The notes and the related guarantees will rank (i) equally in right of payment with all of the existing and future senior indebtedness of the Issuer and the Guarantors, (ii) senior in right of payment to any future subordinated indebtedness of the Issuer and the Guarantors and (iii) effectively junior to all existing and future secured indebtedness of the Issuer and the Guarantors, including borrowings under the Senior Secured Credit Facilities, to the extent of the value of the collateral securing such secured indebtedness. In addition, the notes will not provide holders with any direct claims on the assets of any of the Parent’s subsidiaries other than the Issuer and the Subsidiary Guarantors and therefore will be structurally subordinated to any and all liabilities, including trade payables, of all non-obligor subsidiaries.
The Issuer intends to use the net proceeds from this offering to effect the redemption of all of its 4.375% Notes due 2026 (the “2026 Notes”) and prepay a portion of the Term B Loans outstanding under the Senior Secured Credit Facilities and to pay fees and expenses in connection with the foregoing. See “Use of Proceeds.”
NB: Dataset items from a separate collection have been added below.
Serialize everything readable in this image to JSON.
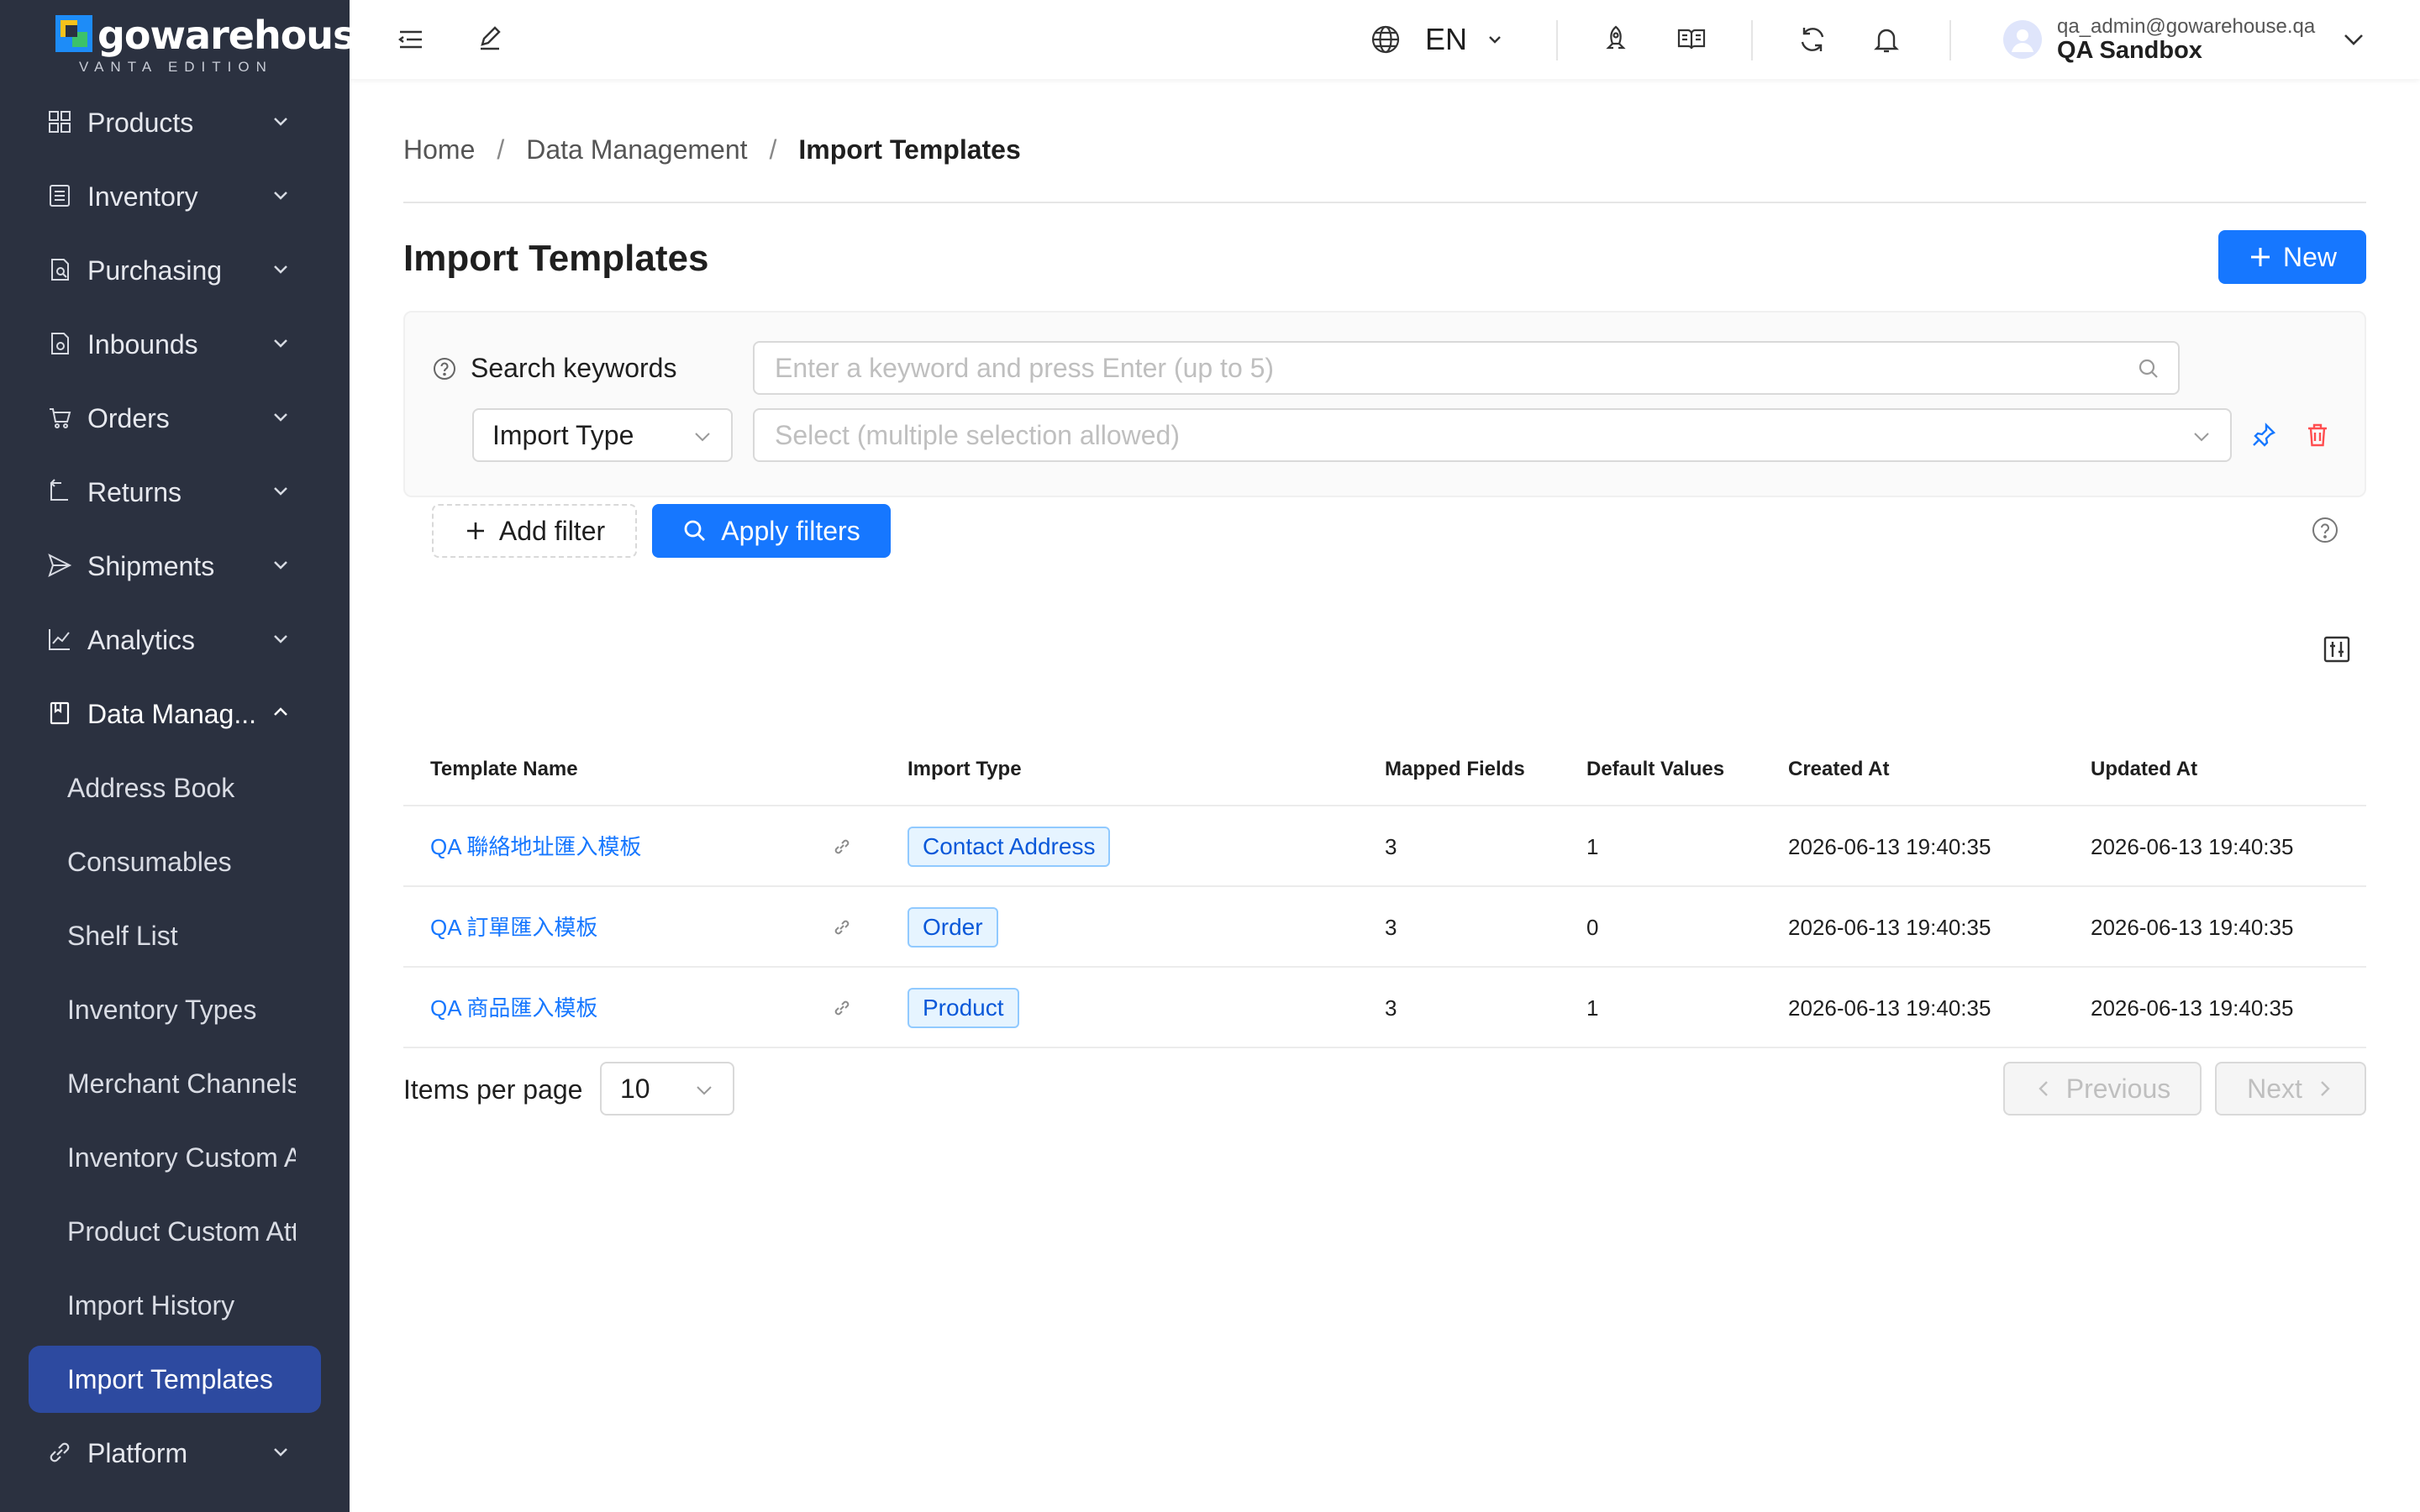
{
  "brand": {
    "name": "gowarehouse",
    "edition": "VANTA EDITION"
  },
  "sidebar": {
    "items": [
      {
        "label": "Products",
        "icon": "grid-icon"
      },
      {
        "label": "Inventory",
        "icon": "list-icon"
      },
      {
        "label": "Purchasing",
        "icon": "doc-search-icon"
      },
      {
        "label": "Inbounds",
        "icon": "doc-gear-icon"
      },
      {
        "label": "Orders",
        "icon": "cart-icon"
      },
      {
        "label": "Returns",
        "icon": "return-icon"
      },
      {
        "label": "Shipments",
        "icon": "send-icon"
      },
      {
        "label": "Analytics",
        "icon": "line-chart-icon"
      }
    ],
    "open_group": {
      "label": "Data Manag...",
      "icon": "book-icon"
    },
    "sub_items": [
      "Address Book",
      "Consumables",
      "Shelf List",
      "Inventory Types",
      "Merchant Channels",
      "Inventory Custom Attributes",
      "Product Custom Attributes",
      "Import History",
      "Import Templates"
    ],
    "active_sub": "Import Templates",
    "bottom_item": {
      "label": "Platform",
      "icon": "link-icon"
    }
  },
  "topbar": {
    "language": "EN",
    "user_email": "qa_admin@gowarehouse.qa",
    "org_name": "QA Sandbox"
  },
  "breadcrumb": [
    "Home",
    "Data Management",
    "Import Templates"
  ],
  "page": {
    "title": "Import Templates",
    "new_button": "New"
  },
  "filters": {
    "keyword_label": "Search keywords",
    "keyword_placeholder": "Enter a keyword and press Enter (up to 5)",
    "type_field": "Import Type",
    "type_placeholder": "Select (multiple selection allowed)",
    "add_filter": "Add filter",
    "apply": "Apply filters"
  },
  "table": {
    "columns": [
      "Template Name",
      "Import Type",
      "Mapped Fields",
      "Default Values",
      "Created At",
      "Updated At"
    ],
    "rows": [
      {
        "name": "QA 聯絡地址匯入模板",
        "type": "Contact Address",
        "mapped": "3",
        "defaults": "1",
        "created": "2026-06-13 19:40:35",
        "updated": "2026-06-13 19:40:35"
      },
      {
        "name": "QA 訂單匯入模板",
        "type": "Order",
        "mapped": "3",
        "defaults": "0",
        "created": "2026-06-13 19:40:35",
        "updated": "2026-06-13 19:40:35"
      },
      {
        "name": "QA 商品匯入模板",
        "type": "Product",
        "mapped": "3",
        "defaults": "1",
        "created": "2026-06-13 19:40:35",
        "updated": "2026-06-13 19:40:35"
      }
    ]
  },
  "pagination": {
    "label": "Items per page",
    "page_size": "10",
    "previous": "Previous",
    "next": "Next"
  },
  "colors": {
    "primary": "#1677ff",
    "sidebar_bg": "#2b3140",
    "active_bg": "#2d4aa0",
    "danger": "#ff4d4f"
  }
}
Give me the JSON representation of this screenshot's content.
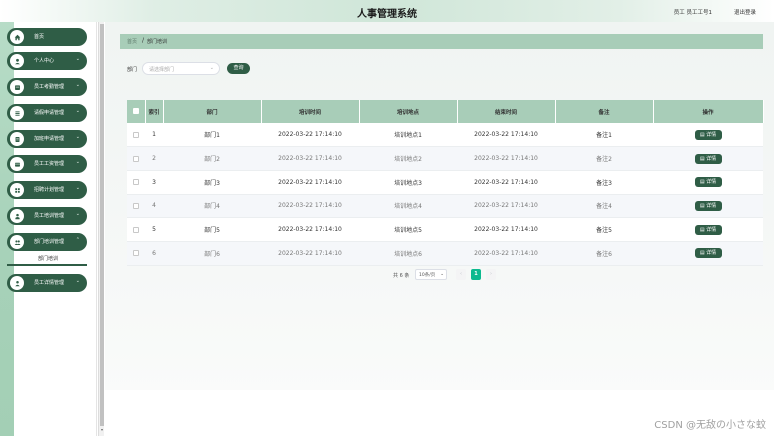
{
  "header": {
    "title": "人事管理系统",
    "user": "员工 员工工号1",
    "logout": "退出登录"
  },
  "sidebar": {
    "items": [
      {
        "label": "首页",
        "icon": "home-icon",
        "has_arrow": false
      },
      {
        "label": "个人中心",
        "icon": "user-icon",
        "has_arrow": true
      },
      {
        "label": "员工考勤管理",
        "icon": "calendar-icon",
        "has_arrow": true
      },
      {
        "label": "请假申请管理",
        "icon": "list-icon",
        "has_arrow": true
      },
      {
        "label": "加班申请管理",
        "icon": "document-icon",
        "has_arrow": true
      },
      {
        "label": "员工工资管理",
        "icon": "wallet-icon",
        "has_arrow": true
      },
      {
        "label": "招聘计划管理",
        "icon": "grid-icon",
        "has_arrow": true
      },
      {
        "label": "员工培训管理",
        "icon": "person-icon",
        "has_arrow": true
      },
      {
        "label": "部门培训管理",
        "icon": "team-icon",
        "has_arrow": true,
        "expanded": true
      },
      {
        "label": "员工详情管理",
        "icon": "profile-icon",
        "has_arrow": true
      }
    ],
    "active_subitem": "部门培训"
  },
  "breadcrumb": {
    "home": "首页",
    "separator": "/",
    "current": "部门培训"
  },
  "search": {
    "label": "部门",
    "placeholder": "请选择部门",
    "query_button": "查询"
  },
  "table": {
    "columns": [
      "索引",
      "部门",
      "培训时间",
      "培训地点",
      "结束时间",
      "备注",
      "操作"
    ],
    "rows": [
      {
        "index": "1",
        "dept": "部门1",
        "train_time": "2022-03-22 17:14:10",
        "location": "培训地点1",
        "end_time": "2022-03-22 17:14:10",
        "note": "备注1",
        "action": "详情"
      },
      {
        "index": "2",
        "dept": "部门2",
        "train_time": "2022-03-22 17:14:10",
        "location": "培训地点2",
        "end_time": "2022-03-22 17:14:10",
        "note": "备注2",
        "action": "详情"
      },
      {
        "index": "3",
        "dept": "部门3",
        "train_time": "2022-03-22 17:14:10",
        "location": "培训地点3",
        "end_time": "2022-03-22 17:14:10",
        "note": "备注3",
        "action": "详情"
      },
      {
        "index": "4",
        "dept": "部门4",
        "train_time": "2022-03-22 17:14:10",
        "location": "培训地点4",
        "end_time": "2022-03-22 17:14:10",
        "note": "备注4",
        "action": "详情"
      },
      {
        "index": "5",
        "dept": "部门5",
        "train_time": "2022-03-22 17:14:10",
        "location": "培训地点5",
        "end_time": "2022-03-22 17:14:10",
        "note": "备注5",
        "action": "详情"
      },
      {
        "index": "6",
        "dept": "部门6",
        "train_time": "2022-03-22 17:14:10",
        "location": "培训地点6",
        "end_time": "2022-03-22 17:14:10",
        "note": "备注6",
        "action": "详情"
      }
    ]
  },
  "pagination": {
    "total": "共 6 条",
    "page_size": "10条/页",
    "prev": "‹",
    "current": "1",
    "next": "›"
  },
  "watermark": "CSDN @无敌の小さな蚊",
  "colors": {
    "primary": "#2f5d46",
    "header_bg": "#a8cdb8",
    "page_active": "#0cb98f"
  }
}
On or after , 20 , the Issuer may redeem the USD Notes in whole at any time, or in part from time to time, at its option, at the redemption prices specified under “Description of the Dollar Notes—Optional Redemption”, plus accrued and unpaid interest thereon, if any, to but not including the applicable redemption date. At any time prior to , 20 , the Issuer may redeem the USD Notes in whole at any time, or in part from time to time, at its option, at a redemption price equal to 100% of the principal amount of the USD Notes redeemed plus a “make-whole” premium, together with accrued and unpaid interest thereon, if any, to but not including the applicable redemption date as set forth under “Description of the Dollar Notes—Optional Redemption”. On or after , 20 , the Issuer may redeem the Euro Notes in whole at any time, or in part from time to time, at its option, at the redemption prices specified under “Description of the Euro Notes—Optional Redemption”, plus accrued and unpaid interest thereon, if any, to but not including the applicable redemption date. At any time prior to , 20 , the Issuer may redeem the Euro Notes in whole at any time, or in part from time to time, at its option, at a redemption price equal to 100% of the principal amount of the Euro Notes redeemed plus a “make-whole” premium, together with accrued and unpaid interest thereon, if any, to but not including the applicable redemption date as set forth under and “Description of the Euro Notes—Optional Redemption.”
In addition, prior to , 20 , the Issuer may, at its option, on one or more occasions, redeem up to 40% of the aggregate principal amount of the notes of each series with an amount equal to the net cash proceeds of certain equity offerings at the redemption price specified under “Description of the Dollar Notes—Optional Redemption” and “Description of the Euro Notes—Optional Redemption.” In addition, the Issuer must offer to repurchase the applicable series of notes if the Parent experiences certain kinds of changes of control and in connection therewith there are certain types of downgrades in the ratings of the notes. See “Description of the USD Notes—Offer to Purchase Upon Change of Control Triggering Event” and “Description of the Euro Notes—Offer to Purchase Upon Change of Control Triggering Event.”
See the section entitled “Risk Factors” in our Annual Report on Form 10-K for the year ended December 31, 2023 which is incorporated by reference into this prospectus supplement and the “Risk Factors” section which begins on page 9 of this prospectus supplement, for a discussion of certain of the risks you should consider before investing in the notes.